The thermoacoustic behavior of the flame is typically described using a so-called flame transfer function (FTF). The FTF is determined using the Multi Microphone Method (MMM) via measurements of the acoustic field in the combustion chamber. For the measurement of pollutant emissions such as nitrogen oxides (NOx) and carbon monoxide (CO), a modern emission measurement system is available that continuously monitors the composition of the exhaust gas.


With the help of dynamic pressure measurements and OH* chemiluminescence measurements, it was shown that the PVC can change the mean flame shape in such a way that the amplitude of self-excited thermoacoustic fluctuations can be significantly reduced (Figure 2, left).  Two different mechanisms could be derived based on experimental data to explain this phenomenon (Figure 2, right).

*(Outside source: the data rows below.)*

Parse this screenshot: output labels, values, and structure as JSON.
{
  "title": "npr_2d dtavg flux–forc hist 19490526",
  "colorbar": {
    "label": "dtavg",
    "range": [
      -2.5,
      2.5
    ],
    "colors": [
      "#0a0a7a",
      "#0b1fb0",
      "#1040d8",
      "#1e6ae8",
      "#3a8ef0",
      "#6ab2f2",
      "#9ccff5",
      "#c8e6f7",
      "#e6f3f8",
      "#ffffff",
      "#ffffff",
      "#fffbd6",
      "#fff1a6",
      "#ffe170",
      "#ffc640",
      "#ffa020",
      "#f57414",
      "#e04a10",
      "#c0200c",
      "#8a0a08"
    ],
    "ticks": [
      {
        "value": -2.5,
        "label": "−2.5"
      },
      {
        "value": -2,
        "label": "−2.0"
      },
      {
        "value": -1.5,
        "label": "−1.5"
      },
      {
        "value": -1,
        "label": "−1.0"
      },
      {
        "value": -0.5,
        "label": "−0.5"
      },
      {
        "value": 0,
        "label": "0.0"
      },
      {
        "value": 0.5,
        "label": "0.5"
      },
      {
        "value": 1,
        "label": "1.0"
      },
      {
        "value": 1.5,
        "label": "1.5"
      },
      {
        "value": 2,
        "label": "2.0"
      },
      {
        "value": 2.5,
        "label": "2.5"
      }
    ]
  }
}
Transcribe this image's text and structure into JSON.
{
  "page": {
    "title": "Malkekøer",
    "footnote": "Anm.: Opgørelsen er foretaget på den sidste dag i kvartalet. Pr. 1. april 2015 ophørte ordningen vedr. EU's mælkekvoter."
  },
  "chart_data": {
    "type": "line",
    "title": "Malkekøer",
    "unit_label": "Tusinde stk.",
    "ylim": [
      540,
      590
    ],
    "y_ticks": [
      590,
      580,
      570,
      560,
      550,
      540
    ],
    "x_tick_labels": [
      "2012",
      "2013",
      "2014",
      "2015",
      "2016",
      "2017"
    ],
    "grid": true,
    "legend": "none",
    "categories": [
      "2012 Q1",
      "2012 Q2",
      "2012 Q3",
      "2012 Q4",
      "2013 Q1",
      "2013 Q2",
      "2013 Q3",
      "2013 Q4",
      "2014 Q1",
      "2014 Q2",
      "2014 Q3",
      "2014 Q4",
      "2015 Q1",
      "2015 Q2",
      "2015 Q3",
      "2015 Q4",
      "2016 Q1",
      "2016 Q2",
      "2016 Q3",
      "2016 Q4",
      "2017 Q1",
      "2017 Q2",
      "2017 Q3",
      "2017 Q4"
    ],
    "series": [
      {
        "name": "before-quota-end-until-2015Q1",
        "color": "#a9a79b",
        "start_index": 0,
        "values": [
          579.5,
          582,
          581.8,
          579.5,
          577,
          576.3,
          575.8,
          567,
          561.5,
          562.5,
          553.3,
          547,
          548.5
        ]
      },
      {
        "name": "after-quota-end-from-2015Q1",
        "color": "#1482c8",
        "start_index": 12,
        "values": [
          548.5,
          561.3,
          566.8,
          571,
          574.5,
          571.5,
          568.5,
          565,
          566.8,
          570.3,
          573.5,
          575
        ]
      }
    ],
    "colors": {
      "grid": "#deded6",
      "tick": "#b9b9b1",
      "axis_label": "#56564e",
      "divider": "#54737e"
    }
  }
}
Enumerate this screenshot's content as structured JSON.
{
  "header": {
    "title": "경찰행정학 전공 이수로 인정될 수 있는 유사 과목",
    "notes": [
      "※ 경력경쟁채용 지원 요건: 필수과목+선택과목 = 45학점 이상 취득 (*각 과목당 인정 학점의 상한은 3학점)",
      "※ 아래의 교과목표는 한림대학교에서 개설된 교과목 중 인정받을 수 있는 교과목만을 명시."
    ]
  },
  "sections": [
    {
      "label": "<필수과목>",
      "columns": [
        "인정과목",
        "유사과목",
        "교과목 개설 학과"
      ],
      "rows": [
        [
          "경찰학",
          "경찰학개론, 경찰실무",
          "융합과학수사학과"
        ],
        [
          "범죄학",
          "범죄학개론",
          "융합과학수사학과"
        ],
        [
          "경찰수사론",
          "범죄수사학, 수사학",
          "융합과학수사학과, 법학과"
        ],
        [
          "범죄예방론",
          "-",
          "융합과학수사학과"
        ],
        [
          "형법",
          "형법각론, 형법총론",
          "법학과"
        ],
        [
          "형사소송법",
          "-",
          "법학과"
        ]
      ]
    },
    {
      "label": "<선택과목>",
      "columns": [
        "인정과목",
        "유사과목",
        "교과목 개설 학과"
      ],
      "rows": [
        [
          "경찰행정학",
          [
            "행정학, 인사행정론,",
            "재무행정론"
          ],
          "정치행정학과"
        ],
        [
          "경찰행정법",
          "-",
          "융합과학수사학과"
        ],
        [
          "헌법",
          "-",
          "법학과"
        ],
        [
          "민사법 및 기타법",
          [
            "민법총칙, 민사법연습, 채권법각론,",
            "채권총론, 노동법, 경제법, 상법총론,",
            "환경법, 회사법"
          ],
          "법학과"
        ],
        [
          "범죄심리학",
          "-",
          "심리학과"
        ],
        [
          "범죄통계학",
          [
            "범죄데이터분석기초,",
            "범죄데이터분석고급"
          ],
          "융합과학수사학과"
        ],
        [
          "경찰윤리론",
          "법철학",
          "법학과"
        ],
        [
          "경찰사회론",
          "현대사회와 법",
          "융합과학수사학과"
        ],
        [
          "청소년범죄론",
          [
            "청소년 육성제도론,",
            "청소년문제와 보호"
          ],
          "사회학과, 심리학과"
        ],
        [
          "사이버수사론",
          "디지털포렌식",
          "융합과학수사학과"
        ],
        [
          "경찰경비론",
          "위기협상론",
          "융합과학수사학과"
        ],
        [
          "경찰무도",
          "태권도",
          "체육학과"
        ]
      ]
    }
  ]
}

First, the PVC alters the mean flame such that most of the heat release occurs near the burner outlet, where the PVC causes increased turbulent fluctuations. As a result, fewer heat release fluctuations occur further downstream, at the flame tips, which are particularly sensitive to thermoacoustic fluctuations. Accordingly, the gain of the FTF decreases with increasing PVC amplitude. Since the position of the thermoacoustic-induced oscillations that occur does not change, the phase of the FTF remains constant.

The second mechanism relates to changes in the averaged flow field induced by the PVC. Using linear hydrodynamic stability analysis (LSA), it can be shown that the PVC reduces the gain of the Kelvin-Helmholtz instability. The Kelvin-Helmholtz instability is responsible for the formation of the axisymmetric vortex structures by the thermoacoustic modes. Therefore, this gain reduction equally leads to a reduction of the FTF gain.

In the investigated flame configuration, it was shown that the vortex structures induced by the PVC slightly increase the NOx emissions. The reasons for this may be manifold and require further investigation. These include investigation of the influence of the PVC on the mixing of fuel and air and associated effects on the formation of pollutants.


The project is funded by the DFG with grant number 247226395.